Distilling, writing, editing

When reading submissions to Web sites for publication, I find very little creedence paid to The Elements of Style. This was especially the case in most Letters to the Editor that I considered for publication at The Dallas Morning News. So, in an effort to help people get square with effective communication, I offer a few tips:

I. Longer is not better. Your work, regardless of how perfect you may think it is, will need editing. It's not always anticipated by the writer, but you'll cross some lines in the areas of style and clarity, but the one most often transgressed is William Strunk Jr.'s clarion call to be brief.

II. Read your work. Don't just finish it and hit send. Nothing is so urgent that your work cannot marinate for five minutes so that you can go back and re-read it. I'll bet that you'll find something you want to change every time.

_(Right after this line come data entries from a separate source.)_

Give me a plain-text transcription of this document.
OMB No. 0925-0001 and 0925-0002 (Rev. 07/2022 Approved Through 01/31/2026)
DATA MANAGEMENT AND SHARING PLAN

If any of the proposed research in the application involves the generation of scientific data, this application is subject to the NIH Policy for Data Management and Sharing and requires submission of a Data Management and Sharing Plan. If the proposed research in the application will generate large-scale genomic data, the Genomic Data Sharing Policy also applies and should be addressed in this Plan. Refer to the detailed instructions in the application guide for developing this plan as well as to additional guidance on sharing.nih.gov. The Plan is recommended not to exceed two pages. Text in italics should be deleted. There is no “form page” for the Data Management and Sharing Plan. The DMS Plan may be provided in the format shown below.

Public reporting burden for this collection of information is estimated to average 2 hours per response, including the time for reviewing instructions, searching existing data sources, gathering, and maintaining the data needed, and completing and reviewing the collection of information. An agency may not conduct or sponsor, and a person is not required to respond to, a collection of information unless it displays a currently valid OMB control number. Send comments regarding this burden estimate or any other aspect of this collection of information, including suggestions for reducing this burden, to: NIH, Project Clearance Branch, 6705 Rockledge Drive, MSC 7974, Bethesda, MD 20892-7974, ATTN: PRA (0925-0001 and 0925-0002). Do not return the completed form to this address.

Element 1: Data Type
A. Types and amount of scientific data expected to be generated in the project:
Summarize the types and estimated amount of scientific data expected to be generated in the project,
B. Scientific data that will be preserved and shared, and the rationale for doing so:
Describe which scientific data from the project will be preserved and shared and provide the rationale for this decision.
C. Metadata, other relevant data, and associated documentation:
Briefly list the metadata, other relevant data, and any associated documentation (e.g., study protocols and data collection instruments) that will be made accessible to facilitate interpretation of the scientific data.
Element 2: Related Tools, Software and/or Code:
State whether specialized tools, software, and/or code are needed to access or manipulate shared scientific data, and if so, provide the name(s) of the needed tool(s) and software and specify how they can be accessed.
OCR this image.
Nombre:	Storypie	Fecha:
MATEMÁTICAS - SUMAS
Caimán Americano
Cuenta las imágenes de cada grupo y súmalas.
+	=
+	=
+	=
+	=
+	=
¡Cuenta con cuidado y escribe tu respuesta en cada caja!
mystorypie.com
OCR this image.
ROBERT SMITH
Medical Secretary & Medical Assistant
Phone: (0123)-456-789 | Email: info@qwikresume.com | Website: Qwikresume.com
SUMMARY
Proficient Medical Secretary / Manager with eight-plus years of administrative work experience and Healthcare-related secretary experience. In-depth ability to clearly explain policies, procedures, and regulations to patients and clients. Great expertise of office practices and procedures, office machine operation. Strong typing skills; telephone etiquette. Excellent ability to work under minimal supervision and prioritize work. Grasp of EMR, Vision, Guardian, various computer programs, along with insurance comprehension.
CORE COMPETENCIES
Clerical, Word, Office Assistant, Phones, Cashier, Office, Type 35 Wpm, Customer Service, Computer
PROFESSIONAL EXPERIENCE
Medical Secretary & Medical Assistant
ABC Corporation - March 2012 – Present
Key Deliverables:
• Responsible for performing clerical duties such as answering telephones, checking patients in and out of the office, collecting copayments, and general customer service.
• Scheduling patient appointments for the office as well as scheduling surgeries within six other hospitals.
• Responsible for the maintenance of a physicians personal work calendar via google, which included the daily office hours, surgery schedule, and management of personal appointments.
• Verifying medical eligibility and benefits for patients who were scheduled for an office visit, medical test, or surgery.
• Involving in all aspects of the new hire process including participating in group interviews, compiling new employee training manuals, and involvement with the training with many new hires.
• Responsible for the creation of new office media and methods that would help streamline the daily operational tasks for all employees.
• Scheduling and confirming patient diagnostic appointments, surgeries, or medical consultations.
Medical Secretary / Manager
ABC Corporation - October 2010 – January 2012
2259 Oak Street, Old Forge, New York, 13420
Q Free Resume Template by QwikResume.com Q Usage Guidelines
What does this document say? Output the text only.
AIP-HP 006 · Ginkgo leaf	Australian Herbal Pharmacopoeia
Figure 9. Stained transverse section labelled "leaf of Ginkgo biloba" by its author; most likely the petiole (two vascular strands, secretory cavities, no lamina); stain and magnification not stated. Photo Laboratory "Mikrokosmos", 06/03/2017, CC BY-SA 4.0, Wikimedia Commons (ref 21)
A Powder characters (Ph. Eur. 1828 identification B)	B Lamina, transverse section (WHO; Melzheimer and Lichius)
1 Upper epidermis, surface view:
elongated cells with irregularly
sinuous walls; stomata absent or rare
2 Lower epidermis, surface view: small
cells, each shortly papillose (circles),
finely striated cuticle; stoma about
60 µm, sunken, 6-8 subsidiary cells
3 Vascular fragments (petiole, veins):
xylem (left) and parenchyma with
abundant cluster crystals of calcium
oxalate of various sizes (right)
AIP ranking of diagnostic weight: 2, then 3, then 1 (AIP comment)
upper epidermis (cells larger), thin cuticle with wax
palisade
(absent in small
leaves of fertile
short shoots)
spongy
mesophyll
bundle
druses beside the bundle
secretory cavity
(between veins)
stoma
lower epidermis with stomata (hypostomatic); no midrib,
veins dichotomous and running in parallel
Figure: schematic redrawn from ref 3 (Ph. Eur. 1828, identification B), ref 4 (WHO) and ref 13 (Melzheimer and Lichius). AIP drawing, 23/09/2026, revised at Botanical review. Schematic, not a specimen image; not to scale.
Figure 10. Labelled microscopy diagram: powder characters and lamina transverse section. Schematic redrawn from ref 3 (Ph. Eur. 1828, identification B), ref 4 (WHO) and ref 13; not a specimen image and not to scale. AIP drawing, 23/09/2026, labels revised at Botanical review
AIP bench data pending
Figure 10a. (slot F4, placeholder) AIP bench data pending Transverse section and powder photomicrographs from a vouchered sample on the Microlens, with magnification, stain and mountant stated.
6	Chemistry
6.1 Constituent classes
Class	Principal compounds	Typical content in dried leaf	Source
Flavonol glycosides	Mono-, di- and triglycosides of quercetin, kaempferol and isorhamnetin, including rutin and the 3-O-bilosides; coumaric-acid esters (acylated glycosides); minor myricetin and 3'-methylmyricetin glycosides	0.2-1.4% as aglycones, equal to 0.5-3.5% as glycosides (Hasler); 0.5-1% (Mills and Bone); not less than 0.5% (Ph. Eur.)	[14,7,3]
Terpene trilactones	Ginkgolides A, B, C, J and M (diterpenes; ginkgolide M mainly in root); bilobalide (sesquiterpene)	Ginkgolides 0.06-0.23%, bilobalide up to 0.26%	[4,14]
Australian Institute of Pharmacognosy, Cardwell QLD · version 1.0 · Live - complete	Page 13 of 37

III. Don't make generalizations. There will always be a reader that will be the exception to your rule, and they will write a letter in response that will make you look like an idiot. Be specific, cite sources and use facts.

IV. Don't be lazy. Do not use bullet points in your letter. Write complete sentences and use paragraphs.

V. Make your letters personal. If I wanted to read some vauge treatise on global warming I would query an expert. Write about how issues affect you.

VI. See the first suggestion.

VII. Buy Strunk and White's The Elements of Style and use it as a reference when you are losing your way. (I'm doing this right now, hence the post.) You cannot go wrong with this book.

Agree? Disagree?


Josh said...

I actually made a whole video around a year ago urging people to buy a copy of The Elements of Style:

Not that it did any good. When it comes to recommending books I'm no Oprah.

Lisa said...

Agree. Shorter is almost always better. And concision is difficult!

Olivia said...

Agree, obviously!

Nanc said...

Yes. YES. YES!

Does the illustrated Strunk and White get me bonus points?